Projetos como esse no atual momento que estamos vivendo é necessário. Eu sou um grande incentivador de sonhos e projetos pessoais que tenham como base principal a empatia e o empoderamento das minorias. Cresci em meio a uma cultura muito fundamentalista, rígida, racista e machista. Eu entendo a importância que a igreja tem dentro da periferia, o papel socioeconômico. Quando eu frequentava a igreja, me sentia parte de um grupo, mas é necessário ser crítico e ficar sempre atento para o poder dela sobre os direitos individuais. Não cabe a igreja dizer como deve ser meu corte de cabelo, as roupas que uso ou a pessoa que amo.

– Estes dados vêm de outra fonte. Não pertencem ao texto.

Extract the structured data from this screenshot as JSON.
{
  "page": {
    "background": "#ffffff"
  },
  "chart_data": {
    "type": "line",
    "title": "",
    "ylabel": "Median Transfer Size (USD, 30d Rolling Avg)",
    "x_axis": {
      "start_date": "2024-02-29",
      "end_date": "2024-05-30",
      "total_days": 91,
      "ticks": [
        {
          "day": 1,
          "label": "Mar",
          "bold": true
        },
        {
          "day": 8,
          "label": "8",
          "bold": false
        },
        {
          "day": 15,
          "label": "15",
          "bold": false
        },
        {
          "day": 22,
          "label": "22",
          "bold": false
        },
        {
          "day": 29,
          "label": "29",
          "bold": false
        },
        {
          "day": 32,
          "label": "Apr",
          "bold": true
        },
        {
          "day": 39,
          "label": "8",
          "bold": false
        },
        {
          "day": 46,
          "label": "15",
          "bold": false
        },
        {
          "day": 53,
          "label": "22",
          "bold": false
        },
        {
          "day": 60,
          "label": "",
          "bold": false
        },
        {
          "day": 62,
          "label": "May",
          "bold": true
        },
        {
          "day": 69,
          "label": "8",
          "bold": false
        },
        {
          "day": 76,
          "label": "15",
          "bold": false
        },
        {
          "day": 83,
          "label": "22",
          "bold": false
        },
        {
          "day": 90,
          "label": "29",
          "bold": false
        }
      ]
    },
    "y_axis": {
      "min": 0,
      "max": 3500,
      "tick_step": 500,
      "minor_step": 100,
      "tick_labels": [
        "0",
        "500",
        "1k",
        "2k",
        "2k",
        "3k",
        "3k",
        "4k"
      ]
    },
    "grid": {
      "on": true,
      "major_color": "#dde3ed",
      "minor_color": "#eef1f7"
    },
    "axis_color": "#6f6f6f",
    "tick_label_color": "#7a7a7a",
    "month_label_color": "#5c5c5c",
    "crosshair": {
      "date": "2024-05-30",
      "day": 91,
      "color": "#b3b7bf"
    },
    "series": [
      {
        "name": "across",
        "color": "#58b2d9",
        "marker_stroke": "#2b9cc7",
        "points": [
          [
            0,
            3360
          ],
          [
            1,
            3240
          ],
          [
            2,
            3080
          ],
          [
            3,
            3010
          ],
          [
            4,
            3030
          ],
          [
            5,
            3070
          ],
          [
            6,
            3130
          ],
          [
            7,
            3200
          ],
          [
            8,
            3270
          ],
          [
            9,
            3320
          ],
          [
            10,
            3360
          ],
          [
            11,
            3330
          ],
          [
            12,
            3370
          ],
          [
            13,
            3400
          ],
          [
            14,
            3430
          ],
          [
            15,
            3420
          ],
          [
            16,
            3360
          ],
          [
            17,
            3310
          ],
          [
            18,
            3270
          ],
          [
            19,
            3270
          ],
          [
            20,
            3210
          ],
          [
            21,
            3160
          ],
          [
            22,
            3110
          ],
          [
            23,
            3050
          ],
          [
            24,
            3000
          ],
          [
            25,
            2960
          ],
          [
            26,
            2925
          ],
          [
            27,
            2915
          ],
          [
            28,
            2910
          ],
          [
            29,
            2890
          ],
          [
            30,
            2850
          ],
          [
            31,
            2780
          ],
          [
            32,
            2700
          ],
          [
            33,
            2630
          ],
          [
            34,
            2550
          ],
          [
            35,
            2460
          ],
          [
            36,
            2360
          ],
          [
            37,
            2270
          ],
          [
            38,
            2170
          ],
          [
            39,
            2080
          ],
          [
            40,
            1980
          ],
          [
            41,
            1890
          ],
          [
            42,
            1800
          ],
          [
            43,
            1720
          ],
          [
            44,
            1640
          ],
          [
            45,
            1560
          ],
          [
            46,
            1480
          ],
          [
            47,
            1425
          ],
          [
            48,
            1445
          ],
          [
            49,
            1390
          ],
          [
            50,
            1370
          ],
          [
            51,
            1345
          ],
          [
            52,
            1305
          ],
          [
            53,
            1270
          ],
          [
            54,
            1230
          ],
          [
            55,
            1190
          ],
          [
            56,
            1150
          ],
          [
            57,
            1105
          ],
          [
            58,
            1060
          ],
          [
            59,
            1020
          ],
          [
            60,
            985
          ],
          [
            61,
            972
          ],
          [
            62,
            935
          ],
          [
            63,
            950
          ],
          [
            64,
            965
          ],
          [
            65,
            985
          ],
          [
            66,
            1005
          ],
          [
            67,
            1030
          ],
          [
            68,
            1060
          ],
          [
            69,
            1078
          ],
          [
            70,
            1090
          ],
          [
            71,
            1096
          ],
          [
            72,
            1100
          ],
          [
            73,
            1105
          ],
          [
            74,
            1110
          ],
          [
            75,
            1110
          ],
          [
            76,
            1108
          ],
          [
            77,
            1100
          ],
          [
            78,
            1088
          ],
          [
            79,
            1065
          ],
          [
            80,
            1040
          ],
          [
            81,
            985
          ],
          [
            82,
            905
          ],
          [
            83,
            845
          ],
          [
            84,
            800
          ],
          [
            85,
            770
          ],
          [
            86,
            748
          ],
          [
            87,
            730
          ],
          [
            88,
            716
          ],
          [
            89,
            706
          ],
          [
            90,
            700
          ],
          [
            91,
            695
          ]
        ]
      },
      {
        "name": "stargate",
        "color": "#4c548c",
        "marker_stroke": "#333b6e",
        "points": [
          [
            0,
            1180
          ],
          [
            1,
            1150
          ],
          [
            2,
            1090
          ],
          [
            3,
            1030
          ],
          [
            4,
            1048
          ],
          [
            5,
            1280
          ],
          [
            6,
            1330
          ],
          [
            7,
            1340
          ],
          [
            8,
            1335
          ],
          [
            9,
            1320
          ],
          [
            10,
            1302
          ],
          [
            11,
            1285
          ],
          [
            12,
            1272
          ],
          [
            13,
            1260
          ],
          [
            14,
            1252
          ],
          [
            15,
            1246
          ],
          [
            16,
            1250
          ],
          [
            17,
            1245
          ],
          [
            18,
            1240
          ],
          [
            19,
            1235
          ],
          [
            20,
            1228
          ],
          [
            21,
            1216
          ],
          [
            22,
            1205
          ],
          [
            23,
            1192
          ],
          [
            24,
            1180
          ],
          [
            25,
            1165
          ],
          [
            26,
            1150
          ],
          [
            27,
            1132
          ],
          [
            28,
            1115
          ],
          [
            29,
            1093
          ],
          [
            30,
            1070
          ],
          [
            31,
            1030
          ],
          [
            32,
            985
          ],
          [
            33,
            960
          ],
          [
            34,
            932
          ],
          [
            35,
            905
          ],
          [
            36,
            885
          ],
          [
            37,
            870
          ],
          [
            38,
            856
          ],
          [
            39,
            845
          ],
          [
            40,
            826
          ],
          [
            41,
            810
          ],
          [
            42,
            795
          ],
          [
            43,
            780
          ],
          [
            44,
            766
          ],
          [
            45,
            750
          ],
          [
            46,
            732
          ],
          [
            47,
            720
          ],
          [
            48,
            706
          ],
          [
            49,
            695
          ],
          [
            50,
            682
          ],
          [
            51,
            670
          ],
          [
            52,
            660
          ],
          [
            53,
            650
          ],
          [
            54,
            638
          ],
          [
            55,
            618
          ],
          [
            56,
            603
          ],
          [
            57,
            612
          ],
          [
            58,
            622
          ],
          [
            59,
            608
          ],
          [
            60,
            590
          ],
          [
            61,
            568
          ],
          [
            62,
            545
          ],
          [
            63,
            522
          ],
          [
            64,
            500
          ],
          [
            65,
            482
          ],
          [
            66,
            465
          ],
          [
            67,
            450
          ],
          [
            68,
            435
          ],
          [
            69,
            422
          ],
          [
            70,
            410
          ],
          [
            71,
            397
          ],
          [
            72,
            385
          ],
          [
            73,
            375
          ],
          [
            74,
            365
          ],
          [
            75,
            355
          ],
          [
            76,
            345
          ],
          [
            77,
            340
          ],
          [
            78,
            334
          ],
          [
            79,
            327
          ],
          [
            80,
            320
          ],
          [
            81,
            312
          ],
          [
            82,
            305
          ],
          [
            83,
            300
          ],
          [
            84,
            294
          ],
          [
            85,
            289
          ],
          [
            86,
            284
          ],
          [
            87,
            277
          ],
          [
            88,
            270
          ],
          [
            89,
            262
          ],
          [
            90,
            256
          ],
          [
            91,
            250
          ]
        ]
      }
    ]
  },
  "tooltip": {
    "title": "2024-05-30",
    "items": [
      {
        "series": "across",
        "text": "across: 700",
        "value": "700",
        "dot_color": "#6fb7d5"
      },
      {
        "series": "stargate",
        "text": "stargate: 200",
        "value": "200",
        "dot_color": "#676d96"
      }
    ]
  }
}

Quais os próximos passos do seu projeto?

Colocar o livro nas grandes livrarias desse país a preços acessíveis, pois meu objetivo é falar com o maior número de pessoas possíveis. Acredito muito no potencial que esse livro tem para gerar empatia nas pessoas e ensiná-las a reconhecerem seus preconceitos e deixá-los de lado. O projeto também está ganhando muitos seguidores no youtube e venho recebendo muitos convites para palestrar e participar de eventos que falem de periferia, afrohomoafetividade e empoderamento negro. Isso está me dando muito animo para ampliar ainda mais o conteúdo do Canal Guardei no armário. Uma novidade que ainda não tinha falado pra audiência é que estou produzindo alguns episódios especiais para o canal. Em novembro, por ser o mês da consciência negra, teremos uma série de vídeos só com negros e negras falando sobre o processo de aceitação, mas também falando sobre representatividade com as conquistas que tiveram nas suas vidas. Em dezembro o canal terá um série especial sobre saúde. o “No armário – Saúde sexual”, terá a ajuda de especialistas no assunto que serão tratados nos vídeos e agora para dezembro teremos um especial sobre HIV.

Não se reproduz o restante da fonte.